El amigo cumplió la promesa y poco después la familia partió para Mendoza. Iba Servando rebosando de entusiasmo, mas no así su compañera, quien estaba habituada a tales entusiasmos, siempre fugitivos.
En la estanzuela—un vallecito enclavado en la montaña—no había nada más que una casucha de adobones y media docena de chivas semisalvajes. Pero el flamante cultivador, muy orgulloso de su traje, su gorra y sus botas de alpinista, no se amilanó por eso: el abundante surtido de conservas que había llevado consigo aseguraba por varios meses exquisito comestible.
Púsose a la obra inmediatamente. Lo primero fué planear un jardincito; mientras el peón preparaba la tierra, él se engolfaba en la lectura del más reciente tratado de floricultura venido de París.

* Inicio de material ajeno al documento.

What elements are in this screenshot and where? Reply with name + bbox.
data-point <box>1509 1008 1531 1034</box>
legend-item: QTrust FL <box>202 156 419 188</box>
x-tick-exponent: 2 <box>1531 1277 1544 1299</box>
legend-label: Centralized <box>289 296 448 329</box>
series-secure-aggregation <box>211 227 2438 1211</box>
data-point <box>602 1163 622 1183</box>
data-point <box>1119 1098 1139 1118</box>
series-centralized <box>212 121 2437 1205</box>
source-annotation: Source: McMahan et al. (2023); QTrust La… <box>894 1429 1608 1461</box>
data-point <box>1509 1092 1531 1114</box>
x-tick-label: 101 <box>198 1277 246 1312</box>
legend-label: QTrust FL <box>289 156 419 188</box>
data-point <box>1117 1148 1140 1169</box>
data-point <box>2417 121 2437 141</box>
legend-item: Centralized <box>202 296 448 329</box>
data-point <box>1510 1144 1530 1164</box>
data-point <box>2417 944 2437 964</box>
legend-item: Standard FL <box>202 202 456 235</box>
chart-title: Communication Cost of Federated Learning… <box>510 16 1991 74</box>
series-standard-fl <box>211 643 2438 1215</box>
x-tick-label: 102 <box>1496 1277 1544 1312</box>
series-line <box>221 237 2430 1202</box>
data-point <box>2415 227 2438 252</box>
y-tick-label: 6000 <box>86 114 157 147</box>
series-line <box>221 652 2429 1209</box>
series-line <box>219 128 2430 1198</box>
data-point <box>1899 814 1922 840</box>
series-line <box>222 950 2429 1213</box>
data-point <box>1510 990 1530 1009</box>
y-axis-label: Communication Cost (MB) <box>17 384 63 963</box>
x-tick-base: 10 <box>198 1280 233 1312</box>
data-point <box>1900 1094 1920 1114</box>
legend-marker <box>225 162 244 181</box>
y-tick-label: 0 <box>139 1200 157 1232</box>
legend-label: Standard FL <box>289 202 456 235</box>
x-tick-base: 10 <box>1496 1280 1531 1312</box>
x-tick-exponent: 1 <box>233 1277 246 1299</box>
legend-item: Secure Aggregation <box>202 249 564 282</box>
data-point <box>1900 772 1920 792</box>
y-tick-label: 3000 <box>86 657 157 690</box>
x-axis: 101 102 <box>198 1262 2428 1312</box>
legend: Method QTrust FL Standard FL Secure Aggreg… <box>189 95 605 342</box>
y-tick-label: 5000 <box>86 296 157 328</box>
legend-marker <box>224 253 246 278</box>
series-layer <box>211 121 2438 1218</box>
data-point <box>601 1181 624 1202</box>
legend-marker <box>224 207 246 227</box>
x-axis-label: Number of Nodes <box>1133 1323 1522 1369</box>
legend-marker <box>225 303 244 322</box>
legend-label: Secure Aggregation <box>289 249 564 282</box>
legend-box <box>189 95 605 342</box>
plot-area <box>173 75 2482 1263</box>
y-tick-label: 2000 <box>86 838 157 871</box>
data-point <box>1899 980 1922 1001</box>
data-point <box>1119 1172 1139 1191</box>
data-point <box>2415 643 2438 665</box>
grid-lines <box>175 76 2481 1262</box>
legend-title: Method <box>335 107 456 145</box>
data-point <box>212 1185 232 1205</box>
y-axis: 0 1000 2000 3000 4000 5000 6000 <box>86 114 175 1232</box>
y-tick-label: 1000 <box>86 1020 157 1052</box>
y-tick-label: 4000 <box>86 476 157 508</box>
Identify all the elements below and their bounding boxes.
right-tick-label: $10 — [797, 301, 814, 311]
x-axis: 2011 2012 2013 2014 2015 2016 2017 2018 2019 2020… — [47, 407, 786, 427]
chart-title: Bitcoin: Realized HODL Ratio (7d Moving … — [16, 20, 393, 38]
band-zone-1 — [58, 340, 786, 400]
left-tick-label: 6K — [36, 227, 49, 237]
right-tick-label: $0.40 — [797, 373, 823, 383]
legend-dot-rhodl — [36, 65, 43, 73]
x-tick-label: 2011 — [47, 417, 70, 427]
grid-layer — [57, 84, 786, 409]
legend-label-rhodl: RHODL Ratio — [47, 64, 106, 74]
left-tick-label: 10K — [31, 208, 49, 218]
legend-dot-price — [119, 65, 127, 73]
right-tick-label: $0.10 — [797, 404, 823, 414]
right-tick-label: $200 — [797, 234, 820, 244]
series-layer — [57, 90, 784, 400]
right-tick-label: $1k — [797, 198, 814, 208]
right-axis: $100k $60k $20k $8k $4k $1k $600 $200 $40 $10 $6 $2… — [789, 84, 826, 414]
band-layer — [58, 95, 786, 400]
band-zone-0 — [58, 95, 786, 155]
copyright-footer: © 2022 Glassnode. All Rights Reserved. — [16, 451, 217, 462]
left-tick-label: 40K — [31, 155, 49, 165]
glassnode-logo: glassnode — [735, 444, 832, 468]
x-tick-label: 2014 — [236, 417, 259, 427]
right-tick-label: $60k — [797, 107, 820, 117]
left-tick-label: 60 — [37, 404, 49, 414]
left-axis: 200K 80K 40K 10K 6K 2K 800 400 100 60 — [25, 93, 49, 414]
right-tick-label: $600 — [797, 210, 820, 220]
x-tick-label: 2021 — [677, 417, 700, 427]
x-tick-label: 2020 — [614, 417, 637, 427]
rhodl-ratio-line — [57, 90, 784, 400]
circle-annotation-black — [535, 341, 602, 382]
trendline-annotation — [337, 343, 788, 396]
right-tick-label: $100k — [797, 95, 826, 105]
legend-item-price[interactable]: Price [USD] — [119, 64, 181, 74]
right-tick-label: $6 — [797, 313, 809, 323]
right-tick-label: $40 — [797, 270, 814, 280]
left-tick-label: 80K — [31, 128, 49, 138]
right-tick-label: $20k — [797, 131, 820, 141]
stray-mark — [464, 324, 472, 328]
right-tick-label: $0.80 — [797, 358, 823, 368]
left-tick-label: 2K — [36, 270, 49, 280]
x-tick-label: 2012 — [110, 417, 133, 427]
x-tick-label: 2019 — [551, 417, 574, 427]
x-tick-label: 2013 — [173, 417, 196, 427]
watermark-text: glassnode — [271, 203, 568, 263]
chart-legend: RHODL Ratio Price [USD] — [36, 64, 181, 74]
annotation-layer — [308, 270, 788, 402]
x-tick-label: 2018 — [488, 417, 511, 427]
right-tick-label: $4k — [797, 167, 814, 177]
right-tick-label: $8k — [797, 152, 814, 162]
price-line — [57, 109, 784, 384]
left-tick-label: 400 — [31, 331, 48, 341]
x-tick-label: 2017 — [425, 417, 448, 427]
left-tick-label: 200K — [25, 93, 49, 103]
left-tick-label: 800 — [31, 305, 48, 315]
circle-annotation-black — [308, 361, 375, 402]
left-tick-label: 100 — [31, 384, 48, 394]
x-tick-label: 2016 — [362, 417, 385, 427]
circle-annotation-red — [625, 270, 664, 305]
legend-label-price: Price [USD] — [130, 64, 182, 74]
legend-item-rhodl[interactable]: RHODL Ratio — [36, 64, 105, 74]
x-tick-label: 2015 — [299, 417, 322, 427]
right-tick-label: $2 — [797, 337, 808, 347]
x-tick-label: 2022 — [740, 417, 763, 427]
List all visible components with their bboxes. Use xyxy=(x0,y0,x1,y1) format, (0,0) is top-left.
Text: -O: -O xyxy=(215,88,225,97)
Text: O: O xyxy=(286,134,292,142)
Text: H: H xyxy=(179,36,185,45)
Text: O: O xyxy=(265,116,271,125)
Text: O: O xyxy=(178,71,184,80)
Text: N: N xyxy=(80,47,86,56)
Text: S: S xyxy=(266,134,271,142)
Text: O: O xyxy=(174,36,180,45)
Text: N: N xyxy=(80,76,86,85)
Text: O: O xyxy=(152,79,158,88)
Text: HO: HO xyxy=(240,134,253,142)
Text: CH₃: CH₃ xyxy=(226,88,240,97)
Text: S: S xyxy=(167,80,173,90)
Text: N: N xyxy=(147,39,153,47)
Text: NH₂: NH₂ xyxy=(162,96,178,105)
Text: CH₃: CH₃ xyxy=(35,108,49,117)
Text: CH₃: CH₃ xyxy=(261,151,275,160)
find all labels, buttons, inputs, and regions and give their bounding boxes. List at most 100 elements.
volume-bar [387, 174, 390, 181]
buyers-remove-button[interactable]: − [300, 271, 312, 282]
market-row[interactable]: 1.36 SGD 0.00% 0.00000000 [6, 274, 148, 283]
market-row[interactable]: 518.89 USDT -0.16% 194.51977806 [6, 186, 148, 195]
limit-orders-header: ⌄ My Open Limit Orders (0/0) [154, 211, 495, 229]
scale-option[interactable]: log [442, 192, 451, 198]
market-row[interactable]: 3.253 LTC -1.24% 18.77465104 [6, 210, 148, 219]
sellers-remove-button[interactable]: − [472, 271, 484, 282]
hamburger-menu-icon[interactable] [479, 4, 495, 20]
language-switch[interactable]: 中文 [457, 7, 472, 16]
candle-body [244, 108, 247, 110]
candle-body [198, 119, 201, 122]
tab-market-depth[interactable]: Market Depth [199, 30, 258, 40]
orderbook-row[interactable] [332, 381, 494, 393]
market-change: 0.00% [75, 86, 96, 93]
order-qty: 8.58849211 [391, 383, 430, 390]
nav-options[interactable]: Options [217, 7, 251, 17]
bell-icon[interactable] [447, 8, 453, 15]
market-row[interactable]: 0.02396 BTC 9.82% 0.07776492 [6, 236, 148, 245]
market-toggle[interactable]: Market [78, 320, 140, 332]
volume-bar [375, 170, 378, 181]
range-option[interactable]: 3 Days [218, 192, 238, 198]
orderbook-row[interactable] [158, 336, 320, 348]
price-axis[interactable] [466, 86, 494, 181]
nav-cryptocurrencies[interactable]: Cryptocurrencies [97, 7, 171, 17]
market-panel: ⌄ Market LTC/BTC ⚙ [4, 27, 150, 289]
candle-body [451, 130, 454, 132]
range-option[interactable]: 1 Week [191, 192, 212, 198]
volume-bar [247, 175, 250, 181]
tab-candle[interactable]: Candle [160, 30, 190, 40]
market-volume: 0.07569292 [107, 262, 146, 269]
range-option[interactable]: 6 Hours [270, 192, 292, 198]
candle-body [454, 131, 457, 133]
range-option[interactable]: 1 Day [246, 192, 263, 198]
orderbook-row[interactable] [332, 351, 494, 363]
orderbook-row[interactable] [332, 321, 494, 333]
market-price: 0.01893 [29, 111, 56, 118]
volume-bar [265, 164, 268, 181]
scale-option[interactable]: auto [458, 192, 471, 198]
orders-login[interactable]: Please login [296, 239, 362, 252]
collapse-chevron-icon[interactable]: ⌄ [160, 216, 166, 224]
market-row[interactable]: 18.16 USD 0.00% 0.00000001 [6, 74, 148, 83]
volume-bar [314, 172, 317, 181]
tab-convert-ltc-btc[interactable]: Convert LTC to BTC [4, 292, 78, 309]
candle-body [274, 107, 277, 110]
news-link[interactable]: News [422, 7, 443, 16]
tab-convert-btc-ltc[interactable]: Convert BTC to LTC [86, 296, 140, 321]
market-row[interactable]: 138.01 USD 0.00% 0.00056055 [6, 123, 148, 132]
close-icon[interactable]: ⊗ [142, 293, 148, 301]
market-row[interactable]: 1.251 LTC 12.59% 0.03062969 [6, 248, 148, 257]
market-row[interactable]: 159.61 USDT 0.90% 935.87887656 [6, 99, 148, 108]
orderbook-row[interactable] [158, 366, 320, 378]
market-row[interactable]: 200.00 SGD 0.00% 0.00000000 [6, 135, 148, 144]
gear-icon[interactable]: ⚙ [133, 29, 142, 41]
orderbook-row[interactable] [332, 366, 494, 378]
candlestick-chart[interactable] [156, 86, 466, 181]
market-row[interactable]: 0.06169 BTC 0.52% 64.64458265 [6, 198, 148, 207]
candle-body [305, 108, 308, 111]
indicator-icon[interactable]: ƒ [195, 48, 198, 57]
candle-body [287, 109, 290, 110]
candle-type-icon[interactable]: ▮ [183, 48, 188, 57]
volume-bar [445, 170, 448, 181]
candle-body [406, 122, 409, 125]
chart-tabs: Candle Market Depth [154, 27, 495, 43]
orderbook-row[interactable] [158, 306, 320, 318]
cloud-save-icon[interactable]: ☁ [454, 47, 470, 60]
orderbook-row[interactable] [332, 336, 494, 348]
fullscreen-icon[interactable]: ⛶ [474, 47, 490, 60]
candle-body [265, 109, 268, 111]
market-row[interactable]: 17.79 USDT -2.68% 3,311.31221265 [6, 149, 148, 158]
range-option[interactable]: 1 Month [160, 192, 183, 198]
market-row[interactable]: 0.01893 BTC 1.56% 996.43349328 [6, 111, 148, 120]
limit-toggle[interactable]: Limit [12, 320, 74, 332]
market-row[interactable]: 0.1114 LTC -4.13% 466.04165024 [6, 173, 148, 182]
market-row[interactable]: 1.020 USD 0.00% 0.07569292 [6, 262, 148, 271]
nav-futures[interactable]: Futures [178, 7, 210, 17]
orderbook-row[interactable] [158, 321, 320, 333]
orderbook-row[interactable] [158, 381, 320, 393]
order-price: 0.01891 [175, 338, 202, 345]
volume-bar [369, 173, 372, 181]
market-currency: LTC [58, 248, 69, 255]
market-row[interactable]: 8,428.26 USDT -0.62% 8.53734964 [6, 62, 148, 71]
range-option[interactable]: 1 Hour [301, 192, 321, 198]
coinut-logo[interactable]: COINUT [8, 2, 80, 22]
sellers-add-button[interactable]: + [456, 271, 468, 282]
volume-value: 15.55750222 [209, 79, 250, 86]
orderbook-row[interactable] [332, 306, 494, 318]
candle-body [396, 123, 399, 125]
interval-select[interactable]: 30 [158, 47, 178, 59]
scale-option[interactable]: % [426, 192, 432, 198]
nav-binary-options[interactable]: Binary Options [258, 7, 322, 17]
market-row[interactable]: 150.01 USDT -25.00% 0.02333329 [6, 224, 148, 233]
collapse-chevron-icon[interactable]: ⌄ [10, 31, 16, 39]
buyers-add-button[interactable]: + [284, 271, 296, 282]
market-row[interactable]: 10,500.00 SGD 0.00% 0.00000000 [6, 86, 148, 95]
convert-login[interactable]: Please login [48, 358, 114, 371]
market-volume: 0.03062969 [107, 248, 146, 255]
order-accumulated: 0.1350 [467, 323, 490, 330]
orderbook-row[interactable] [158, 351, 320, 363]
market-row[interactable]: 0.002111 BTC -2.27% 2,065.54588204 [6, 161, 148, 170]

Luego siguió la formación de una pequeña huerta de hortalizas y un plantel de frutales; todo lo cual daba pretexto a frecuentes viajes a la ciudad en procura de semillas, plantas y útiles. Al principio demoraba el regreso un par de días, pero después las estadas prolongábanse por una semana y aun más, ocasionando considerables dispendios.
Y mientras el ex periodista derrochaba el tiempo y el dinero en viajes, en diversiones y en fantásticos planes de explotación agropecuaria, llegó el invierno con sus nieves y turbonadas y fríos atroces. El jardín y la huerta—absurdamente y descuidadamente cultivados—se agostaron bien pronto; y los árboles que no derribaron los vientos, perecieron por inadaptación al clima.
Terminadas las conservas, fué necesario surtirse de víveres, a gran costo, en la capital de la provincia. Todos los chivatos y casi todas las chivas fueron muertos a tiros por Servando, que no encontró otro medio de utilizar su copioso material cinegético. Frecuentemente bloqueado por el mal tiempo, y abandonado el propósito de consagrar los ocios al cultivo de la alta literatura, el joven se consolaba abusando más que nunca de los alcoholes.
Por otra parte, los cinco mil pesos estaban a punto de agotarse; y un buen día, el pioneer, desilusionado y aburrido, empezó a maldecir la tierra ingrata, la campaña que «envejece, empobrece y embrutece», según dice el adagio.
Y no tardó en decirse:
—La campaña—dijo—está hecha para los animales. ¡Volvamos a Buenos Aires!...
Marcelina, sumisa, dócil, sin voluntad, aceptó con indiferencia y sin un reproche el nuevo fracaso, preparándose para el venidero.